Un pas ferme vers la justice pour les enfants tribaux en Inde
En juillet 2022, une bonne nouvelle est arrivée pour quatre enfants tribaux en Inde, victimes de graves violations des droits humains. L’État a indiqué qu’il avait déjà approuvé et commencé à verser des compensations pour les abus sexuels subis par les enfants dans un foyer gouvernemental du district de Jashpur, dans l’État du Chhattisgarh. En outre, deux agents publics de cette structure d’accueil ont été arrêtés et incarcérés.
En octobre 2021, après avoir enquêté sur les faits, l’Indigenous Rights Advocacy Centre(IRAC)–partenaire national de l’IPRI en Inde–a déposé une plainte auprès de la Commission nationale des droits humains(NHRC) concernant le viol d’une jeune fille tribale en situation de handicap et les abus sexuels et tortures infligés à cinq autres enfants.
Après avoir enregistré la plainte sous le numéro de dossier 576/33/7/2021, la Commission a adressé une notification au magistrat du district de Jashpur ainsi qu’au haut responsable de la police de Jashpur afin qu’ils soumettent un rapport d’action dans un délai de quatre semaines. N’ayant reçu aucun rapport, la NHRC a exprimé, le 7 février 2022, un «grave mécontentement face à l’attitude non coopérative des autorités concernées» et a émis un rappel à leur intention.

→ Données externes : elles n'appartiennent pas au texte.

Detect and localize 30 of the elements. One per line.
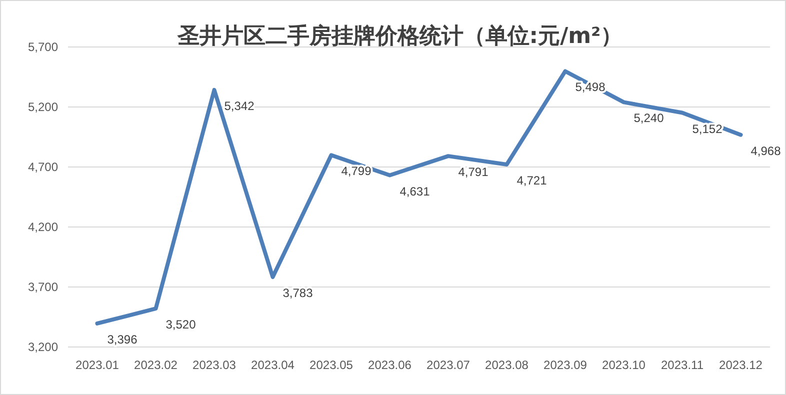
chart-title: 圣井片区二手房挂牌价格统计（单位:元/m²） xyxy=(176,23,623,49)
x-tick-label: 2023.05 xyxy=(310,358,354,372)
data-label: 3,396 xyxy=(107,332,138,346)
data-label: 4,968 xyxy=(750,144,782,158)
y-tick-label: 3,200 xyxy=(28,340,58,354)
data-label: 5,240 xyxy=(634,111,664,126)
x-tick-label: 2023.08 xyxy=(485,358,529,372)
x-tick-label: 2023.03 xyxy=(192,358,236,372)
y-tick-label: 5,200 xyxy=(28,100,58,114)
x-tick-label: 2023.01 xyxy=(76,358,120,372)
x-tick-label: 2023.10 xyxy=(602,358,646,372)
y-tick-label: 4,200 xyxy=(28,220,58,234)
x-tick-label: 2023.06 xyxy=(368,358,412,372)
data-label: 4,799 xyxy=(341,164,372,178)
data-label: 3,520 xyxy=(166,318,196,332)
y-tick-label: 3,700 xyxy=(28,280,58,294)
data-label: 4,721 xyxy=(516,173,548,188)
x-tick-label: 2023.11 xyxy=(661,358,704,372)
x-tick-label: 2023.12 xyxy=(719,358,763,372)
x-tick-label: 2023.04 xyxy=(251,358,295,372)
data-label: 5,152 xyxy=(692,122,723,136)
data-label: 4,791 xyxy=(458,165,489,180)
x-tick-label: 2023.07 xyxy=(426,358,470,372)
x-tick-label: 2023.02 xyxy=(134,358,178,372)
data-label: 3,783 xyxy=(282,286,314,300)
y-tick-label: 4,700 xyxy=(28,160,58,174)
data-label: 5,342 xyxy=(224,98,255,113)
x-tick-label: 2023.09 xyxy=(544,358,588,372)
data-label: 4,631 xyxy=(400,184,430,198)
y-tick-label: 5,700 xyxy=(28,40,58,54)
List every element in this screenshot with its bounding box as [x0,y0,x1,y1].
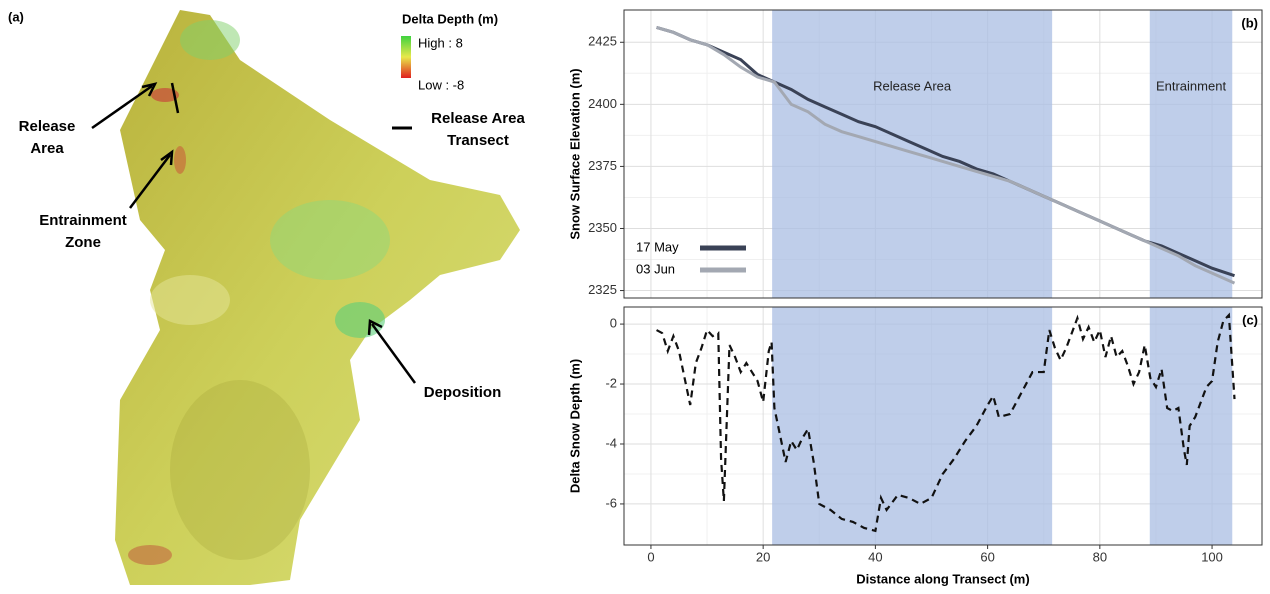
legend-high: High : 8 [418,35,463,50]
y-tick-label: 2425 [588,34,617,49]
figure: (a) Delta Depth (m) High : 8 Low : -8 Re… [0,0,1270,594]
span-label: Release Area [873,78,952,93]
release-label: Release Area [8,116,86,160]
page: (a) Delta Depth (m) High : 8 Low : -8 Re… [0,0,1270,594]
deposition-label: Deposition [410,382,515,404]
map-panel: (a) Delta Depth (m) High : 8 Low : -8 [8,9,520,585]
legend-ramp [401,36,411,78]
transect-legend-label: Release Area Transect [418,108,538,152]
legend-label: 03 Jun [636,261,675,276]
y-tick-label: 2325 [588,282,617,297]
legend-title: Delta Depth (m) [402,11,498,26]
panel-label: (b) [1241,15,1258,30]
green-patch [270,200,390,280]
shaded-span [772,10,1052,298]
x-tick-label: 20 [756,549,770,564]
panel-label: (c) [1242,312,1258,327]
legend-low: Low : -8 [418,77,464,92]
panel-label: (a) [8,9,24,24]
arrow [372,324,415,383]
red-patch [128,545,172,565]
shaded-span [772,307,1052,545]
y-tick-label: 2350 [588,220,617,235]
y-axis-title: Delta Snow Depth (m) [567,359,582,493]
span-label: Entrainment [1156,78,1226,93]
y-tick-label: -2 [605,375,617,390]
y-tick-label: 0 [610,316,617,331]
legend-label: 17 May [636,239,679,254]
shaded-span [1150,307,1232,545]
y-tick-label: 2375 [588,158,617,173]
y-tick-label: 2400 [588,96,617,111]
green-patch [180,20,240,60]
y-tick-label: -4 [605,435,617,450]
x-tick-label: 60 [980,549,994,564]
x-tick-label: 80 [1093,549,1107,564]
y-tick-label: -6 [605,495,617,510]
red-patch [174,146,186,174]
y-axis-title: Snow Surface Elevation (m) [567,68,582,239]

Suite à ces directives, le surintendant de police de Jashpur a soumis, le 28 février 2022, un rapport sur l’avancement du dossier 576/33/7/2021. Le 4 avril 2022, la NHRC a de nouveau ordonné au magistrat du district et au responsable de la police de Jashpur de fournir un rapport supplémentaire concernant les mesures prises pour le versement des compensations financières aux victimes.
Comme les autorités n’avaient toujours pas répondu, la NHRC a émis, le 6 juin 2022, des convocations exigeant la comparution personnelle du magistrat du district et du responsable de la police de Jashpur le 25 juillet, accompagnés des rapports requis. Cette pression a conduit le surintendant de police à soumettre, le 1er juillet 2022, un rapport détaillant les mesures prises suite à la plainte déposée par l’IRAC.
Le gouvernement de l’État a approuvé un total de 1,62 million de roupies indiennes(20 285 USD) à titre de compensation pour quatre victimes. Par ailleurs, deux agents publics, à savoir le responsable et le gardien du foyer, ont été arrêtés et placés en détention provisoire. Des actes d’accusation ont été déposés contre eux devant le tribunal spécial de Jashpur en vertu du Code pénal indien(IPC), de la loi sur la protection des enfants contre les crimes sexuels(POCSO) et de la loi sur la prévention des atrocités contre les castes et tribus enregistrées.
Cette avancée en matière de justice constitue un signal positif dans un pays où les atrocités commises contre les peuples autochtones Adivasi/tribaux sont en augmentation. L’Inde compte 104,3 millions de peuples autochtones ou tribaux, également appelés Adivasi, soit 8,6% de la population totale du pays, dont 90% vivent en zones rurales. Malgré des protections constitutionnelles spécifiques, les Adivasis continuent de faire face à la criminalisation, à la violence et à l’impunité, tant de la part d’acteurs étatiques que non étatiques.
Selon le dernier rapport de l’IPRI sur la criminalisation, en 2020, le taux de condamnation pour les crimes commis contre les Adivasis était de 28,5%, malgré l’existence de juridictions spécialisées censées accélérer les procédures. Dans le cas des femmes et des enfants, entre 2017 et 2019, le taux de condamnation au titre de la loi sur la prévention des atrocités n’a été que de 26,86%, tandis que 84,09% des affaires restent en attente de jugement.